Unfiltered, naturally cloudy olive oil is less heat-tolerant than clear olive oil. It should be reserved for the cold kitchen and, for example, season the salad dressing or be dripped at the table over the already gardened fish. Rule of thumb: The stronger, more intense, bitter and spicy olive oil tastes, the higher it can be heated. This is due to the high proportion of heat-resistant phenols in the bitterly strong oils.
How many olive oils do I need in the kitchen and which ones?
Since olive oil not only tastes delicate, but is also the healthiest of all fats due to its cholesterol build-up, you should work as much as possible with extra virgin olive oil. So that you can take advantage of the wide, multifaceted taste spectrum for your kitchen, we recommend that you always have three olive oils at your disposal: a sweet-mild, a strong and an intensely fruity one.

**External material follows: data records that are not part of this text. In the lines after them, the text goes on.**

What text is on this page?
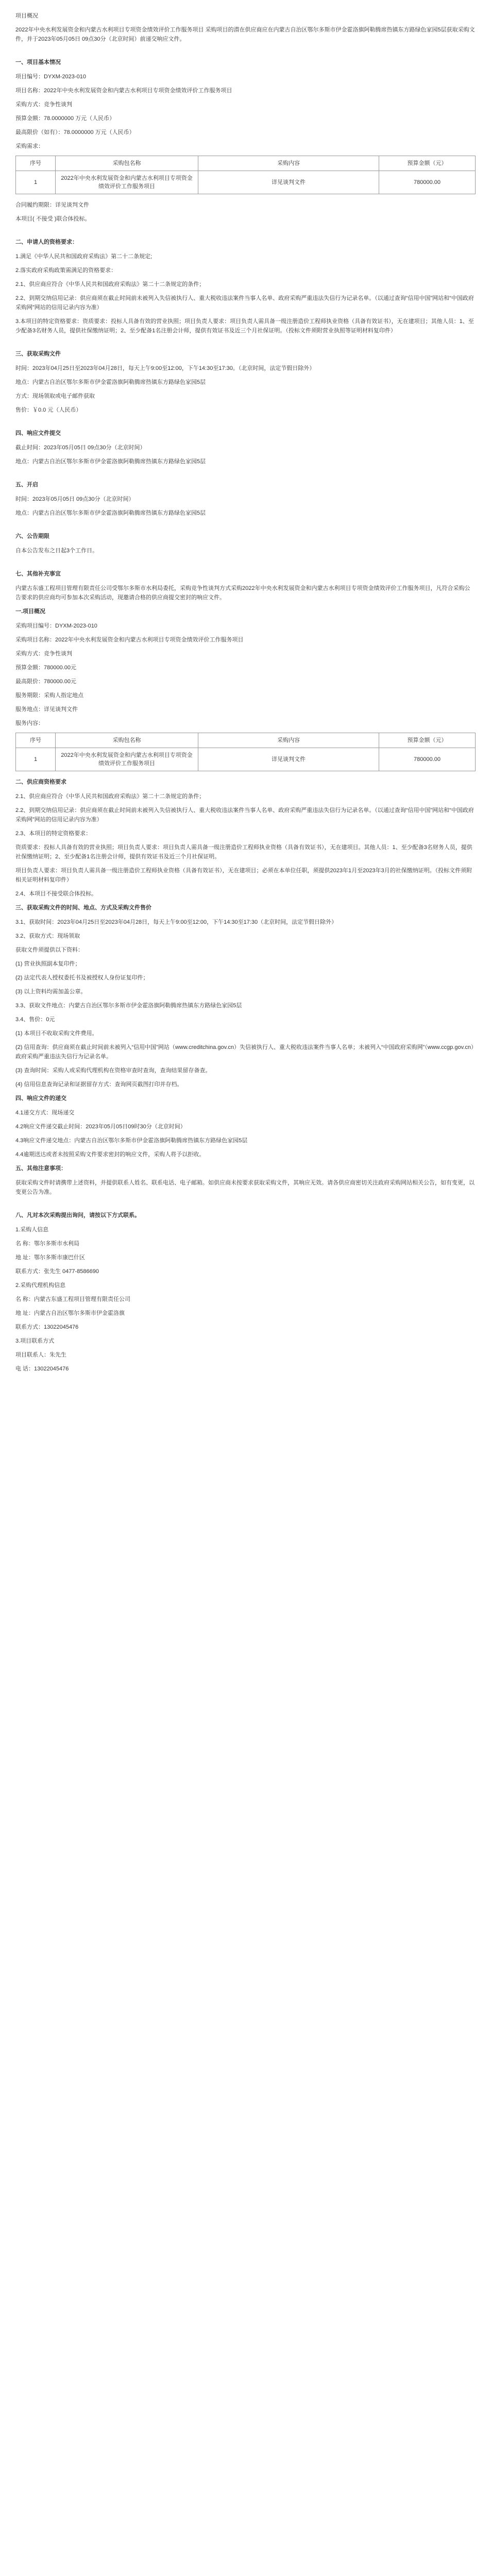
项目概况

2022年中央水利发展资金和内蒙古水利项目专项资金绩效评价工作服务项目 采购项目的潜在供应商应在内蒙古自治区鄂尔多斯市伊金霍洛旗阿勒腾席热镇东方路绿色家园5层获取采购文件，并于2023年05月05日 09点30分（北京时间）前递交响应文件。

一、项目基本情况

项目编号：DYXM-2023-010

项目名称：2022年中央水利发展资金和内蒙古水利项目专项资金绩效评价工作服务项目

采购方式：竞争性谈判

预算金额：78.0000000 万元（人民币）

最高限价（如有）：78.0000000 万元（人民币）

采购需求：

序号	采购包名称	采购内容	预算金额（元）
1	2022年中央水利发展资金和内蒙古水利项目专项资金绩效评价工作服务项目	详见谈判文件	780000.00

合同履约期限：详见谈判文件

本项目( 不接受 )联合体投标。

二、申请人的资格要求：

1.满足《中华人民共和国政府采购法》第二十二条规定;

2.落实政府采购政策需满足的资格要求：

2.1、供应商应符合《中华人民共和国政府采购法》第二十二条规定的条件；

2.2、到期交纳信用记录：供应商须在截止时间前未被列入失信被执行人、重大税收违法案件当事人名单、政府采购严重违法失信行为记录名单。（以通过查询“信用中国”网站和“中国政府采购网”网站的信用记录内容为准）

3.本项目的特定资格要求：资质要求：投标人具备有效的营业执照；项目负责人要求：项目负责人需具备一级注册造价工程师执业资格（具备有效证书），无在建项目；其他人员：1、至少配备3名财务人员，提供社保缴纳证明；2、至少配备1名注册会计师，提供有效证书及近三个月社保证明。（投标文件须附营业执照等证明材料复印件）

三、获取采购文件

时间：2023年04月25日至2023年04月28日，每天上午9:00至12:00，下午14:30至17:30。（北京时间，法定节假日除外）

地点：内蒙古自治区鄂尔多斯市伊金霍洛旗阿勒腾席热镇东方路绿色家园5层

方式：现场领取或电子邮件获取

售价：￥0.0 元（人民币）

四、响应文件提交

截止时间：2023年05月05日 09点30分（北京时间）

地点：内蒙古自治区鄂尔多斯市伊金霍洛旗阿勒腾席热镇东方路绿色家园5层

五、开启

时间：2023年05月05日 09点30分（北京时间）

地点：内蒙古自治区鄂尔多斯市伊金霍洛旗阿勒腾席热镇东方路绿色家园5层

六、公告期限

自本公告发布之日起3个工作日。

七、其他补充事宜

内蒙古东盛工程项目管理有限责任公司受鄂尔多斯市水利局委托，采购竞争性谈判方式采购2022年中央水利发展资金和内蒙古水利项目专项资金绩效评价工作服务项目，凡符合采购公告要求的供应商均可参加本次采购活动，现邀请合格的供应商提交密封的响应文件。

一.项目概况

采购项目编号：DYXM-2023-010

采购项目名称：2022年中央水利发展资金和内蒙古水利项目专项资金绩效评价工作服务项目

采购方式：竞争性谈判

预算金额：780000.00元

最高限价：780000.00元

服务期限：采购人指定地点

服务地点：详见谈判文件

服务内容：

序号	采购包名称	采购内容	预算金额（元）
1	2022年中央水利发展资金和内蒙古水利项目专项资金绩效评价工作服务项目	详见谈判文件	780000.00

二、供应商资格要求

2.1、供应商应符合《中华人民共和国政府采购法》第二十二条规定的条件；

2.2、到期交纳信用记录：供应商须在截止时间前未被列入失信被执行人、重大税收违法案件当事人名单、政府采购严重违法失信行为记录名单。（以通过查询“信用中国”网站和“中国政府采购网”网站的信用记录内容为准）

2.3、本项目的特定资格要求：

资质要求：投标人具备有效的营业执照；项目负责人要求：项目负责人需具备一级注册造价工程师执业资格（具备有效证书），无在建项目。其他人员：1、至少配备3名财务人员，提供社保缴纳证明；2、至少配备1名注册会计师，提供有效证书及近三个月社保证明。

项目负责人要求：项目负责人需具备一级注册造价工程师执业资格（具备有效证书），无在建项目；必须在本单位任职，须提供2023年1月至2023年3月的社保缴纳证明。（投标文件须附相关证明材料复印件）

2.4、本项目不接受联合体投标。

三、获取采购文件的时间、地点、方式及采购文件售价

3.1、获取时间：2023年04月25日至2023年04月28日，每天上午9:00至12:00，下午14:30至17:30（北京时间，法定节假日除外）

3.2、获取方式：现场领取

获取文件须提供以下资料：

(1) 营业执照副本复印件；

(2) 法定代表人授权委托书及被授权人身份证复印件；

(3) 以上资料均需加盖公章。

3.3、获取文件地点：内蒙古自治区鄂尔多斯市伊金霍洛旗阿勒腾席热镇东方路绿色家园5层

3.4、售价：0元

(1) 本项目不收取采购文件费用。

(2) 信用查询：供应商须在截止时间前未被列入“信用中国”网站（www.creditchina.gov.cn）失信被执行人、重大税收违法案件当事人名单；未被列入“中国政府采购网”（www.ccgp.gov.cn）政府采购严重违法失信行为记录名单。

(3) 查询时间：采购人或采购代理机构在资格审查时查询，查询结果留存备查。

(4) 信用信息查询记录和证据留存方式：查询网页截图打印并存档。

四、响应文件的递交

4.1递交方式：现场递交

4.2响应文件递交截止时间：2023年05月05日09时30分（北京时间）

4.3响应文件递交地点：内蒙古自治区鄂尔多斯市伊金霍洛旗阿勒腾席热镇东方路绿色家园5层

4.4逾期送达或者未按照采购文件要求密封的响应文件，采购人将予以拒收。

五、其他注意事项：

获取采购文件时请携带上述资料，并提供联系人姓名、联系电话、电子邮箱。如供应商未按要求获取采购文件，其响应无效。请各供应商密切关注政府采购网站相关公告，如有变更，以变更公告为准。

八、凡对本次采购提出询问，请按以下方式联系。

1.采购人信息

名 称：鄂尔多斯市水利局

地 址：鄂尔多斯市康巴什区

联系方式：张先生 0477-8586690

2.采购代理机构信息

名 称：内蒙古东盛工程项目管理有限责任公司

地 址：内蒙古自治区鄂尔多斯市伊金霍洛旗

联系方式：13022045476

3.项目联系方式

项目联系人：朱先生

电 话：13022045476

A sweet and mild olive oil without bitter tones, for example from northern Italy (Lake Garda, Liguria), northern Spain (Catalonia), Greece or France (Provence), is best suited for desserts, pastries and cakes, but also for salads and marinades to dishes that themselves have a subtle taste, such as fresh goat cheese such as Picandou or ricotta.
For grilled or braised beef, poultry, rabbits or vegetable dishes such as bean stew, you need a strong oil with a lot of own taste, distinctive bitter tone (products from Tuscany and Umbria) or very spicy, peppery finish (oils from Puglia). An alternative would be a Picual oil from southern Spain.
Indispensable: an elegant, intensely fruity olive oil like the typical oils from Sicily – for fish dishes and recipes with crustaceans, such as spaghetti with scampi.